POWER OF ATTORNEY
FOR EXECUTING FORMS 3, FORMS 4, FORMS 5,
FORM 144 AND SCHEDULE 13D AND 13G
The undersigned hereby constitutes and appoints Jonathan Curth with full power of substitution as the undersigned's true and lawful attorney-in-fact to:
|1.||Execute for and on behalf of the undersigned, in the undersigned's capacity as an officer or director or both of W&T Offshore, Inc. (the "Company") (a) any Form 3, Form 4 and Form 5 (including amendments thereto) in accordance with Section 16(a) of the Securities Exchange Act of 1934, as amended (the "Exchange Act"), (b) Form 144 and (c) Schedule 13D and Schedule 13G (including amendments thereto) in accordance with Sections 13(d) and 13(g) of the Exchange Act, but only to the extent each form or schedule relates to the undersigned's beneficial ownership of securities of the Company;|
|2.||Do and perform any and all acts for and on behalf of the undersigned that may be necessary or desirable to complete and execute any such Form 3, Form 4, Form 5, Form 144, Schedule 13D or Schedule 13G (including amendments thereto) and timely file such forms or schedules with the Securities and Exchange Commission (the "SEC") and any stock exchange or quotation system, self-regulatory association or any other authority, including without limitation the filing of a Form ID or any other documents necessary or appropriate to enable the undersigned to file the Forms 3, 4 and 5 electronically with the SEC; and|
|3.||Take any other action in connection with the foregoing that, in the opinion of the attorney-in-fact, may be of benefit to, in the best interest of, or legally required of the undersigned, it being understood that the documents executed by the attorney-in-fact on behalf of the undersigned pursuant to this Power of Attorney shall be in the form and shall contain the terms and conditions as the attorney-in-fact may approve in the attorney-in-fact's discretion.|
The undersigned hereby grants to the attorney-in-fact full power and authority to do and perform any and every act requisite, necessary or proper to be done in the exercise of any of the rights and powers herein granted, as fully to all intents and purposes as the undersigned might or could do if personally present, with full power of substitution or revocation, hereby ratifying and confirming all that the attorney-in-fact shall lawfully do or cause to be done by virtue of this Power of Attorney and the rights and powers granted herein.
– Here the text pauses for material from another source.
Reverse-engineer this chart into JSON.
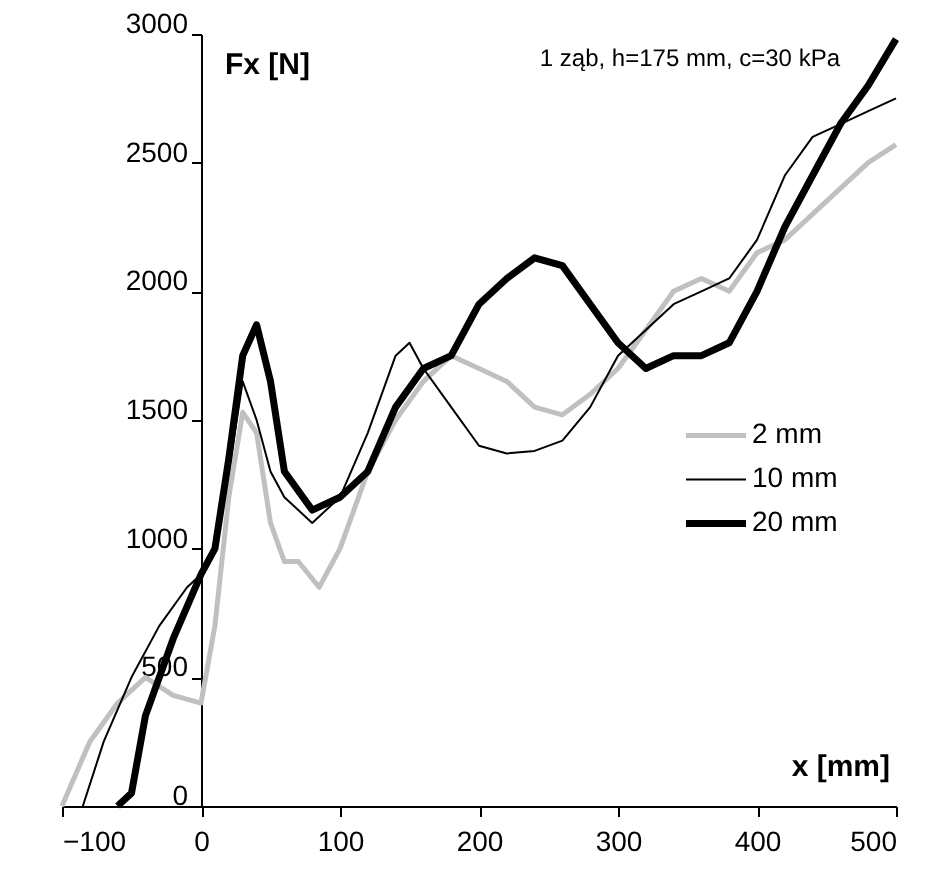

The undersigned acknowledges that the attorney-in-fact, in serving in such capacity at the request and on the behalf of the undersigned, is not assuming, nor is the Company assuming, any of the undersigned's responsibilities to comply with, or any liability for the failure to comply with, any provision of Section 16 of the Exchange Act.
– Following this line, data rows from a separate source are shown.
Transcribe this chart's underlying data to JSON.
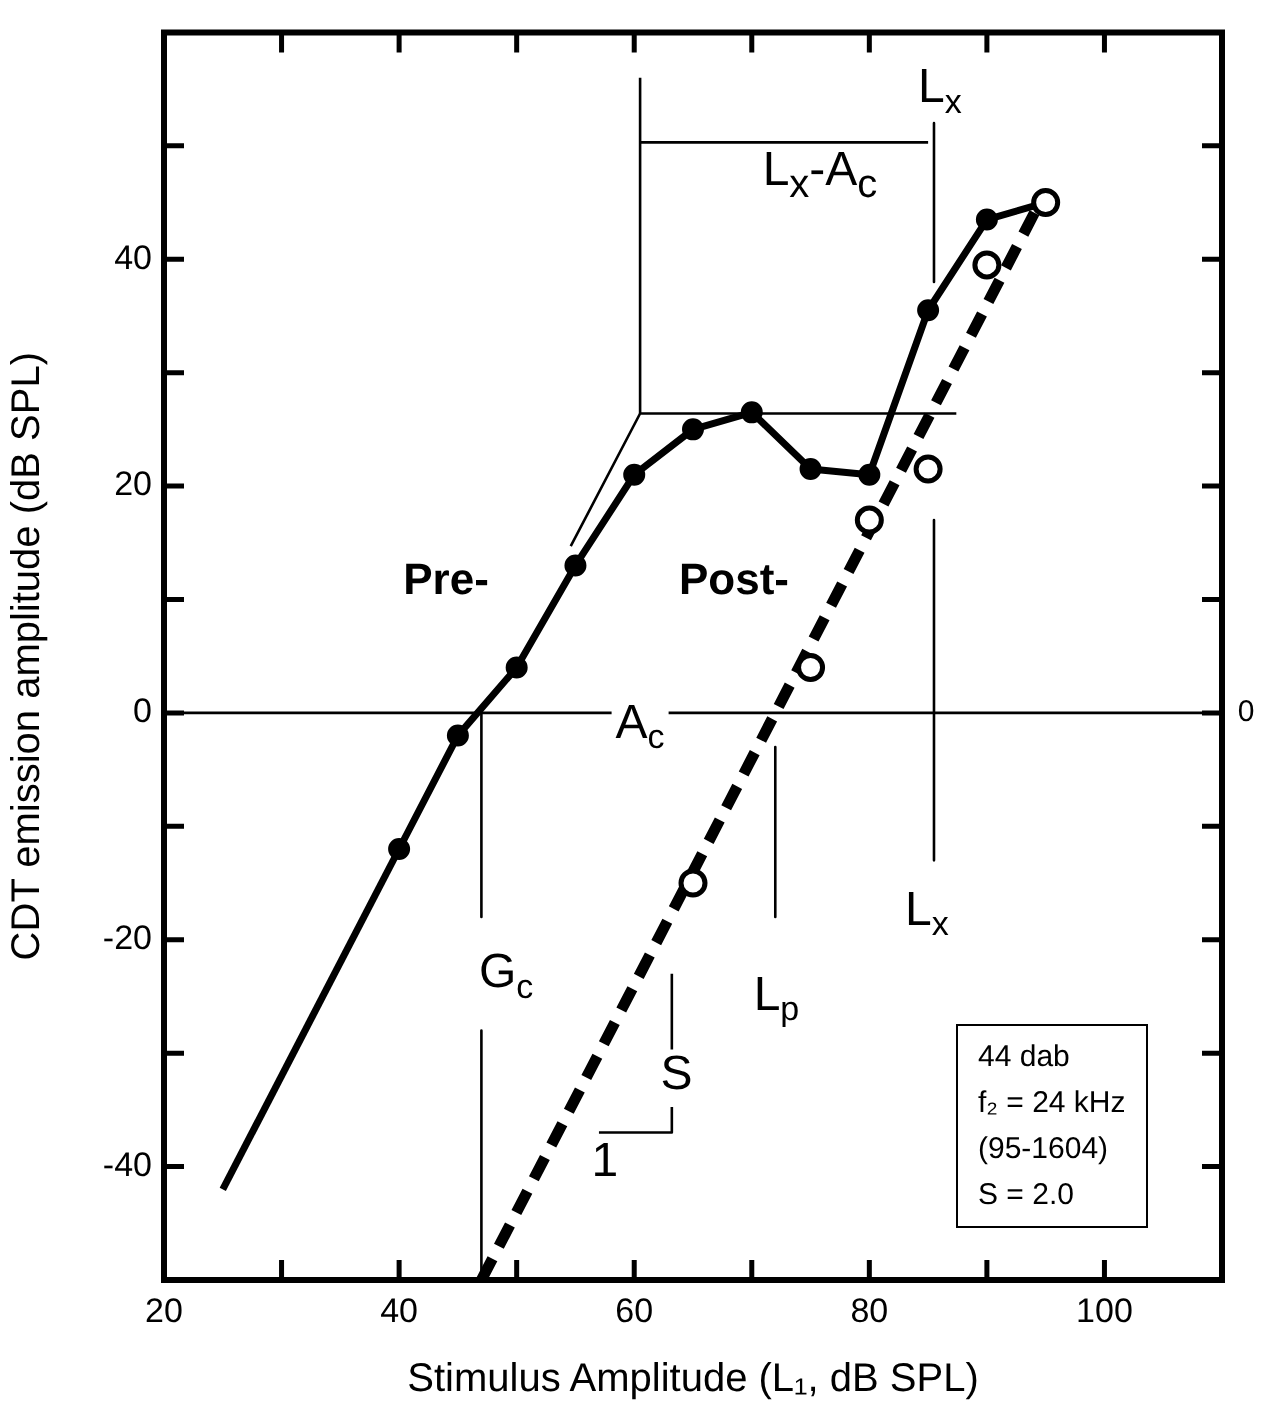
{
  "chart_data": {
    "type": "line",
    "xlabel": "Stimulus Amplitude (L₁, dB SPL)",
    "ylabel": "CDT emission amplitude (dB SPL)",
    "xlim": [
      20,
      110
    ],
    "ylim": [
      -50,
      60
    ],
    "xticks": [
      20,
      {
        "value": 30,
        "label": null
      },
      40,
      {
        "value": 50,
        "label": null
      },
      60,
      {
        "value": 70,
        "label": null
      },
      80,
      {
        "value": 90,
        "label": null
      },
      100,
      {
        "value": 110,
        "label": null
      }
    ],
    "yticks": [
      {
        "value": -50,
        "label": null
      },
      -40,
      {
        "value": -30,
        "label": null
      },
      -20,
      {
        "value": -10,
        "label": null
      },
      0,
      {
        "value": 10,
        "label": null
      },
      20,
      {
        "value": 30,
        "label": null
      },
      40,
      {
        "value": 50,
        "label": null
      },
      {
        "value": 60,
        "label": null
      }
    ],
    "grid": false,
    "legend": false,
    "series": [
      {
        "color": "#000000",
        "marker": "circle",
        "line_style": "solid",
        "x": [
          40,
          45,
          50,
          55,
          60,
          65,
          70,
          75,
          80,
          85,
          90,
          95
        ],
        "values": [
          -12,
          -2,
          4,
          13,
          21,
          25,
          26.5,
          21.5,
          21,
          35.5,
          43.5,
          45
        ]
      },
      {
        "color": "#000000",
        "marker": "none",
        "line_style": "solid",
        "x": [
          25,
          40
        ],
        "values": [
          -42,
          -12
        ]
      },
      {
        "color": "#000000",
        "marker": "none",
        "line_style": "dashed",
        "x": [
          47,
          95
        ],
        "values": [
          -50,
          46
        ]
      },
      {
        "type": "scatter",
        "color": "#000000",
        "marker": "circle",
        "x": [
          65,
          75,
          80,
          85,
          90,
          95
        ],
        "values": [
          -15,
          4,
          17,
          21.5,
          39.5,
          45
        ]
      },
      {
        "color": "#000000",
        "marker": "none",
        "x": [
          54.6,
          60.5,
          87.4
        ],
        "values": [
          14.7,
          26.4,
          26.4
        ]
      },
      {
        "color": "#000000",
        "marker": "none",
        "x": [
          60.5,
          60.5
        ],
        "values": [
          26.4,
          56
        ]
      },
      {
        "color": "#000000",
        "marker": "none",
        "x": [
          85,
          60.5
        ],
        "values": [
          50.3,
          50.3
        ]
      },
      {
        "color": "#000000",
        "marker": "none",
        "x": [
          85.5,
          85.5
        ],
        "values": [
          52,
          38
        ]
      },
      {
        "color": "#000000",
        "marker": "none",
        "x": [
          85.5,
          85.5
        ],
        "values": [
          17,
          -13
        ]
      },
      {
        "color": "#000000",
        "marker": "none",
        "x": [
          47,
          47
        ],
        "values": [
          0,
          -18
        ]
      },
      {
        "color": "#000000",
        "marker": "none",
        "x": [
          47,
          47
        ],
        "values": [
          -28,
          -50
        ]
      },
      {
        "color": "#000000",
        "marker": "none",
        "x": [
          72,
          72
        ],
        "values": [
          -3,
          -18
        ]
      },
      {
        "color": "#000000",
        "marker": "none",
        "x": [
          57,
          63.2,
          63.2
        ],
        "values": [
          -37,
          -37,
          -23
        ]
      }
    ],
    "ref_lines": [
      {
        "axis": "y",
        "value": 0,
        "label": "0",
        "color": "#000000"
      }
    ],
    "annotations": [
      {
        "text": "L$_{x}$",
        "x": 86,
        "y": 55
      },
      "L$_{x}$-A$_{c}$",
      "Pre-",
      "Post-",
      {
        "text": "A$_{c}$",
        "x": 60.5,
        "y": -1
      },
      {
        "text": "G$_{c}$",
        "x": 49.1,
        "y": -23
      },
      {
        "text": "L$_{p}$",
        "x": 72.1,
        "y": -25
      },
      {
        "text": "L$_{x}$",
        "x": 84.9,
        "y": -17.5
      },
      {
        "text": "S",
        "x": 63.6,
        "y": -32
      },
      {
        "text": "1",
        "x": 57.5,
        "y": -39.7
      },
      "44 dab",
      "f₂ = 24 kHz",
      "(95-1604)",
      "S = 2.0"
    ]
  }
}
The undersigned agrees that the attorney-in-fact may rely entirely on information furnished orally or in writing by or at the direction of the undersigned to the attorney-in-fact. The undersigned also agrees to indemnify and hold harmless the Company and the attorney-in-fact against any losses, claims, damages or liabilities (or actions in these respects) that arise out of, or are based upon, any untrue statements or omissions of necessary facts in the information provided by, or at the direction of, the undersigned, or upon the lack of timeliness in the delivery of information by, or at the direction of, the undersigned, to the attorney-in fact for purposes of executing, acknowledging, delivering or filing a Form 3, Form 4, Form 5, Form 144, Schedule 13D or Schedule 13G (including any amendments, corrections, supplements or other changes thereto) with respect to the undersigned's holdings of and transactions in securities issued by the Company, and agrees to reimburse the Company and the attorney-in-fact on demand for any legal or other expenses reasonably incurred in connection with investigating or defending against any such loss, claim, damage, liability or action.
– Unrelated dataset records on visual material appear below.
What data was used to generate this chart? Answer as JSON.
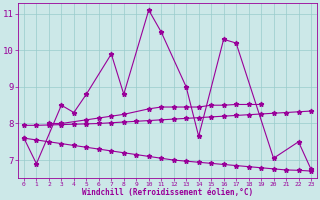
{
  "xlabel": "Windchill (Refroidissement éolien,°C)",
  "background_color": "#cce8e8",
  "line_color": "#990099",
  "grid_color": "#99cccc",
  "xlim": [
    -0.5,
    23.5
  ],
  "ylim": [
    6.5,
    11.3
  ],
  "xticks": [
    0,
    1,
    2,
    3,
    4,
    5,
    6,
    7,
    8,
    9,
    10,
    11,
    12,
    13,
    14,
    15,
    16,
    17,
    18,
    19,
    20,
    21,
    22,
    23
  ],
  "yticks": [
    7,
    8,
    9,
    10,
    11
  ],
  "s1_x": [
    0,
    1,
    3,
    4,
    5,
    7,
    8,
    10,
    11,
    13,
    14,
    16,
    17,
    20,
    22,
    23
  ],
  "s1_y": [
    7.6,
    6.9,
    8.5,
    8.3,
    8.8,
    9.9,
    8.8,
    11.1,
    10.5,
    9.0,
    7.65,
    10.3,
    10.2,
    7.05,
    7.5,
    6.75
  ],
  "s2_x": [
    2,
    3,
    5,
    6,
    7,
    8,
    10,
    11,
    12,
    13,
    14,
    15,
    16,
    17,
    18,
    19
  ],
  "s2_y": [
    8.0,
    8.0,
    8.1,
    8.15,
    8.2,
    8.25,
    8.4,
    8.45,
    8.45,
    8.45,
    8.45,
    8.5,
    8.5,
    8.52,
    8.52,
    8.52
  ],
  "s3_x": [
    0,
    1,
    2,
    3,
    4,
    5,
    6,
    7,
    8,
    9,
    10,
    11,
    12,
    13,
    14,
    15,
    16,
    17,
    18,
    19,
    20,
    21,
    22,
    23
  ],
  "s3_y": [
    7.95,
    7.95,
    7.96,
    7.97,
    7.98,
    7.99,
    8.0,
    8.02,
    8.04,
    8.06,
    8.08,
    8.1,
    8.12,
    8.14,
    8.16,
    8.18,
    8.2,
    8.22,
    8.24,
    8.26,
    8.28,
    8.3,
    8.32,
    8.34
  ],
  "s4_x": [
    0,
    1,
    2,
    3,
    4,
    5,
    6,
    7,
    8,
    9,
    10,
    11,
    12,
    13,
    14,
    15,
    16,
    17,
    18,
    19,
    20,
    21,
    22,
    23
  ],
  "s4_y": [
    7.6,
    7.55,
    7.5,
    7.45,
    7.4,
    7.35,
    7.3,
    7.25,
    7.2,
    7.15,
    7.1,
    7.05,
    7.0,
    6.97,
    6.94,
    6.91,
    6.88,
    6.85,
    6.82,
    6.79,
    6.76,
    6.73,
    6.72,
    6.7
  ]
}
This Power of Attorney shall remain in full force and effect until the undersigned is no longer required to file Form 3, Form 4, Form 5, Form 144, Schedule 13D and Schedule 13G (including any amendments, corrections, supplements or other changes thereto) with respect to the undersigned's holdings of, and transactions in, securities issued by the Company, unless earlier revoked by the undersigned in a signed writing delivered to the attorney-in-fact. This Power of Attorney does not revoke any other power of attorney that the undersigned has previously granted.
IN WITNESS WHEREOF, the undersigned has caused this Power of Attorney to be executed as of the date Written below.